Com o actual sentido alargado da arte, espera-se que, em particular, as instituições ligadas à arte contemporânea, contrariem a institucionalização, reinventando-se todos os dias; acomodando nas suas vivências relações de respeito e liberdade com os criadores, os profissionais e os públicos. Reformulando constantemente os discursos e as metodologias e adaptando-se às convulsões/transformações da própria sociedade. Ainda assim, foi assinalado na sessão de debate que é preciso aproximar o museu da realidade e quem sabe, alargar os públicos; desde que os museus não esqueçam o sentido da experiência fenomenológica da relação dos objectos com o espectador; não subestimem o público, não deixem cair o efeito de descoberta nos visitantes ou pôr em causa as escolhas livres dentro do museu.
 
(1) Falk refere que a pessoa chega ao museu com uma agenda pessoal - uma série de expectativas que interferem/ determinam a própria visita e que correspondem a motivações. 
(2) Identity-Related Visit Motivations 
(3) Segundo Falk, explorers, facilitators, professional/hobbyist, experience seekers, spiritual pilgrims
 
Para uns, o museu será um farol, para outros será um abrigo, satisfazendo diferentes necessidades. O museu alberga obras multifacetadas e os visitantes são únicos e surgem com estados de alma muito diferentes. Cada pessoa pode experimentar diversos papéis ao visitar um museu, isto é, uma vez ser um explorer e outra vez ser um facilitator. Falk diz-nos ainda que os visitantes trazem motivações relacionadas com as suas identidades e com a tal agenda pessoal. Acrescentando que se as pessoas não vão aos museus, é porque não compreendem que estes espaços podem satisfazer as suas necessidades pessoais. Seria interessante discutir-se um pouco mais de que necessidades se trata. Estamos a referirmo-nos a questões de realização pessoal? Compreender como as pessoas tomam conhecimento de si mesmas ao ponto de terem consciência de todas as suas necessidades não é tarefa fácil. Importa mencionar que Falk teve o cuidado de sublinhar que este conjunto de identidades (características), não nos diz obviamente tudo em relação aos visitantes. Falk refere que a identidade é multidimensional e que o museu é um espaço complexo e dinâmico.
Por outro lado, esta questão levantada por Falk fez-me pensar em que medida projectamos a nossa identidade na ida ao museu. Como se estes espaços representassem uma espécie de palco para a narrativa pessoal. Para além das afinidades com a programação e/ou pluralidade das propostas, factores sócio-económicos, educacionais e outros, na origem da escolha do museu podem estar questões de identificação e semelhança. O processo de construção e reconstrução de identificações faz com que o indivíduo defina o seu lugar na sociedade.
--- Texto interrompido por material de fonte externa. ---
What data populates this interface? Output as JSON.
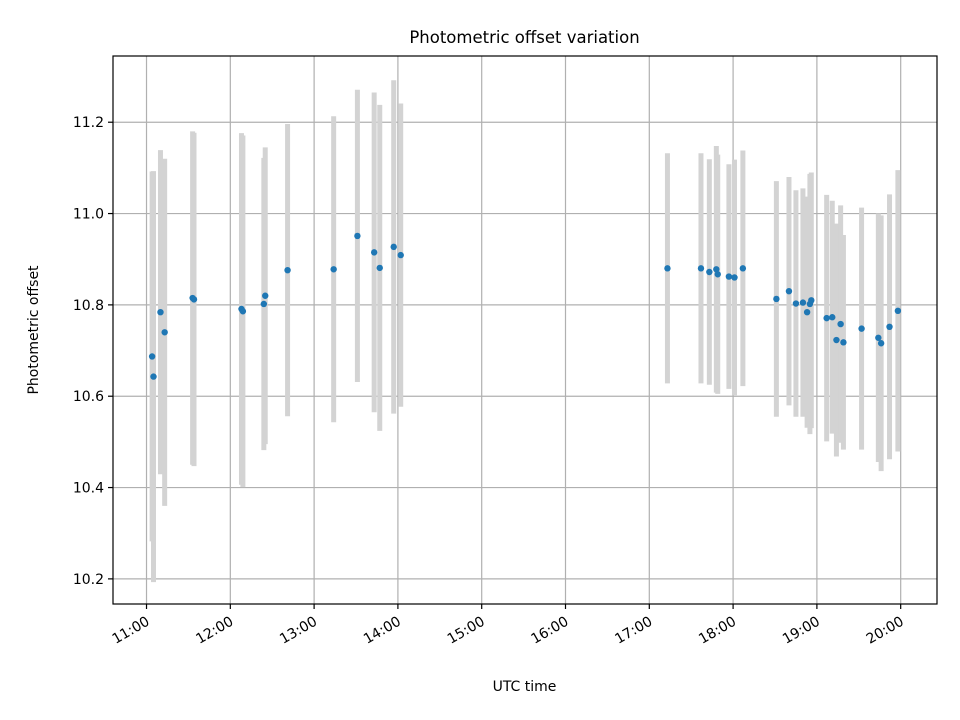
{
  "chart_data": {
    "type": "scatter",
    "title": "Photometric offset variation",
    "xlabel": "UTC time",
    "ylabel": "Photometric offset",
    "x_ticks": [
      "11:00",
      "12:00",
      "13:00",
      "14:00",
      "15:00",
      "16:00",
      "17:00",
      "18:00",
      "19:00",
      "20:00"
    ],
    "y_ticks": [
      "10.2",
      "10.4",
      "10.6",
      "10.8",
      "11.0",
      "11.2"
    ],
    "xlim": [
      "10:36",
      "20:26"
    ],
    "ylim": [
      10.145,
      11.345
    ],
    "grid": true,
    "colors": {
      "points": "#1f77b4",
      "error_bars": "#d3d3d3"
    },
    "series": [
      {
        "x": [
          "11:04",
          "11:05",
          "11:10",
          "11:13",
          "11:33",
          "11:34",
          "12:08",
          "12:09",
          "12:24",
          "12:25",
          "12:41",
          "13:14",
          "13:31",
          "13:43",
          "13:47",
          "13:57",
          "14:02",
          "17:13",
          "17:37",
          "17:43",
          "17:48",
          "17:49",
          "17:57",
          "18:01",
          "18:07",
          "18:31",
          "18:40",
          "18:45",
          "18:50",
          "18:53",
          "18:55",
          "18:56",
          "19:07",
          "19:11",
          "19:14",
          "19:17",
          "19:19",
          "19:32",
          "19:44",
          "19:46",
          "19:52",
          "19:58"
        ],
        "y": [
          10.687,
          10.643,
          10.784,
          10.74,
          10.815,
          10.812,
          10.791,
          10.786,
          10.802,
          10.82,
          10.876,
          10.878,
          10.951,
          10.915,
          10.881,
          10.927,
          10.909,
          10.88,
          10.88,
          10.872,
          10.878,
          10.867,
          10.862,
          10.86,
          10.88,
          10.813,
          10.83,
          10.803,
          10.805,
          10.784,
          10.802,
          10.81,
          10.771,
          10.773,
          10.723,
          10.758,
          10.718,
          10.748,
          10.728,
          10.716,
          10.752,
          10.787
        ],
        "err": [
          0.405,
          0.45,
          0.355,
          0.38,
          0.365,
          0.365,
          0.385,
          0.385,
          0.32,
          0.325,
          0.32,
          0.335,
          0.32,
          0.35,
          0.357,
          0.365,
          0.332,
          0.252,
          0.252,
          0.247,
          0.27,
          0.262,
          0.246,
          0.258,
          0.258,
          0.258,
          0.25,
          0.248,
          0.25,
          0.253,
          0.285,
          0.28,
          0.27,
          0.255,
          0.255,
          0.26,
          0.235,
          0.265,
          0.272,
          0.28,
          0.29,
          0.308
        ]
      }
    ]
  }
}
São os museus capazes de lidar com estas questões?
Falk determina que estes estudos representam um conjunto de informações que podem funcionar como ferramentas para um melhor desempenho das instituições. Acrescentando que podem servir de reflexão no sentido de inverter ou reformular algumas dinâmicas actuais dos museus. Na minha opinião, seria importante que se olhasse para estas ferramentas essencialmente com fins criativos e não lucrativos. Os estudos significam sempre contributos, pois ao conhecer-se a realidade com que se está a lidar, fica-se mais preparado para decidir e antecipar para onde se quer ir e o que se quer fazer, neste caso, com o museu.
Por outro lado, se os museus estão empenhados em comunicar, e se comunicar é tornar comum, então é na partilha que deve assentar a dinâmica dos museus. Ocorre-me entretanto lembrar José Régio
(...)
Não sei por onde vou, Não sei por onde vou
- Sei que não vou por aí!
Para que as pessoas valorizem a arte é necessário levar as pessoas a uma vivência da própria arte, e esta deverá ser a fórmula a usar no museu, permitindo assim uma maior compreensão dos seus objectivos. O que deve preocupar os museus (e em particular os serviços educativos) é a capacidade de tornar estas instituições, lugares inclusivos. Um museu que encare a diversidade como uma oportunidade, no sentido de despertar consciências e combater qualquer forma de estigma. Os projectos de responsabilidade social podem ser fortes aliados para se construir um verdadeiro sentido de comunidade.
O museu muitas vezes não chega a perceber os efeitos da sua intervenção. É pertinente a noção trazida por Falk do impacto da experiência a longo prazo nos aspectos da própria memória; importante pista para o entendimento da visita, da relação do museu com o visitante e para os aspectos da aprendizagem.
Por último, não devemos esquecer que as acções humanas são afectadas por forças externas, isto é, pelo contexto, situação ou estímulo exterior. Caminhar em conjunto, museu e público (e nunca separadamente) como terá dito Stela Barbieri, deverá ser uma das conclusões desta conferência. Neste sentido, saber quem é o outro, conhecer o outro pode ser um acto inclusivo. Ao procurarmos entender quem visita o museu, abrimos caminho para uma eventual compreensão dos que ficam de fora e com isto criamos condições para os trazer, incluir ou integrar.
 
Fórmula final: Com a Cultura e com o gesto fazemos uma casa do mundo!
 
Agradeço à Raquel Santos Arada o convite para este desafio e à equipa do serviço educativo pela dedicação em tudo o que fazem. 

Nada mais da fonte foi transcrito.